"I don't know much about them," answered Alan. "Katharine is the older one, about fifteen, and Jessie is just my age. Her birthday is the third and mine the seventh. I suppose they're well enough, but their pictures look a little toploftical, and I'm not over fond of that kind. They are going to bring their pony, if they come, and that will be fun, if mother will only let me ride him."
"You'll get your neck broken," predicted Polly. "Do you remember the day we tried to ride Job, and he lay down and rolled us off?"
"That was your fault," returned Alan; "if you hadn't gripped his mane so, he'd have been all right. Well," he added, sitting up and stretching himself, "mother sent me to the market, and I s'pose I must go, but I thought I'd just stop in a minute."
"Oh, dear! how I wish I had a brother!" sighed Polly, watching his boyish figure, as he sauntered away across the grass.
"Yes," said Jean slowly, as she thought of the four little brothers at home, "it is nice, but it has its drawbacks, Polly.
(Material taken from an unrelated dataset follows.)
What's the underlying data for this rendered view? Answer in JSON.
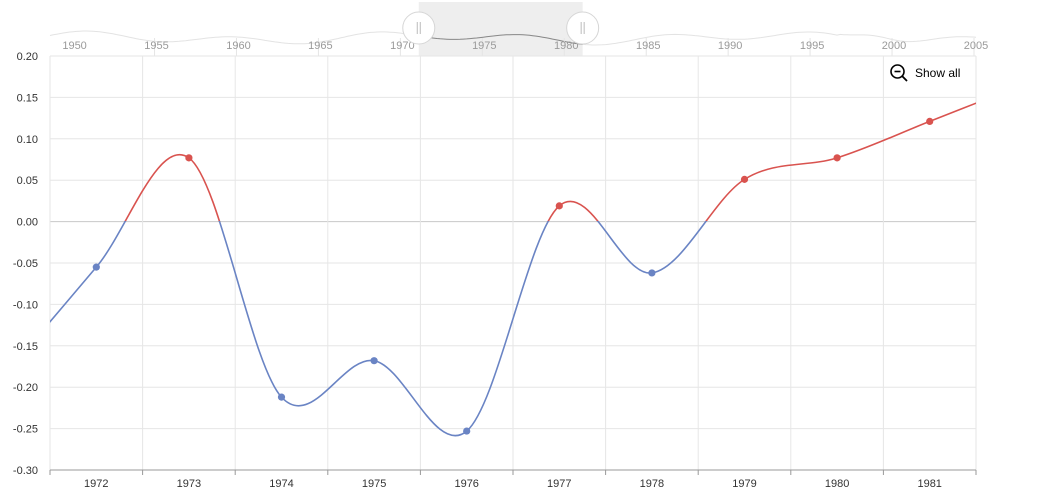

When they all want to do the same thing at the same time, and can't wait a minute, why, then it doesn't seem quite so agreeable."
In the warm twilight, Mrs. Adams and Polly sat on the broad piazza. Miss Bean had taken her departure, long before, and Jean had gone home to help her mother get supper and put the younger children to bed. The birds were twittering their last sleepy good nights, and two or three little stars were faintly showing in the blue sky above the dark mountain, while scores of tiny fireflies were dotting the air below.
"There, Jerusalem!" Polly was saying triumphantly, as she perched herself on the broad arm of her mother's piazza chair; "now everybody is out of the way, and I can have you all to myself."
"What is it to-night?" inquired Mrs. Adams, laughing, as she pulled her light shawl over her shoulders to keep out the evening air.
"Lots of things, mamma," answered Polly, with a sudden thoughtfulness; "there's been a good deal to-day."
"About Molly's cousins, for instance?" asked Mrs. Adams.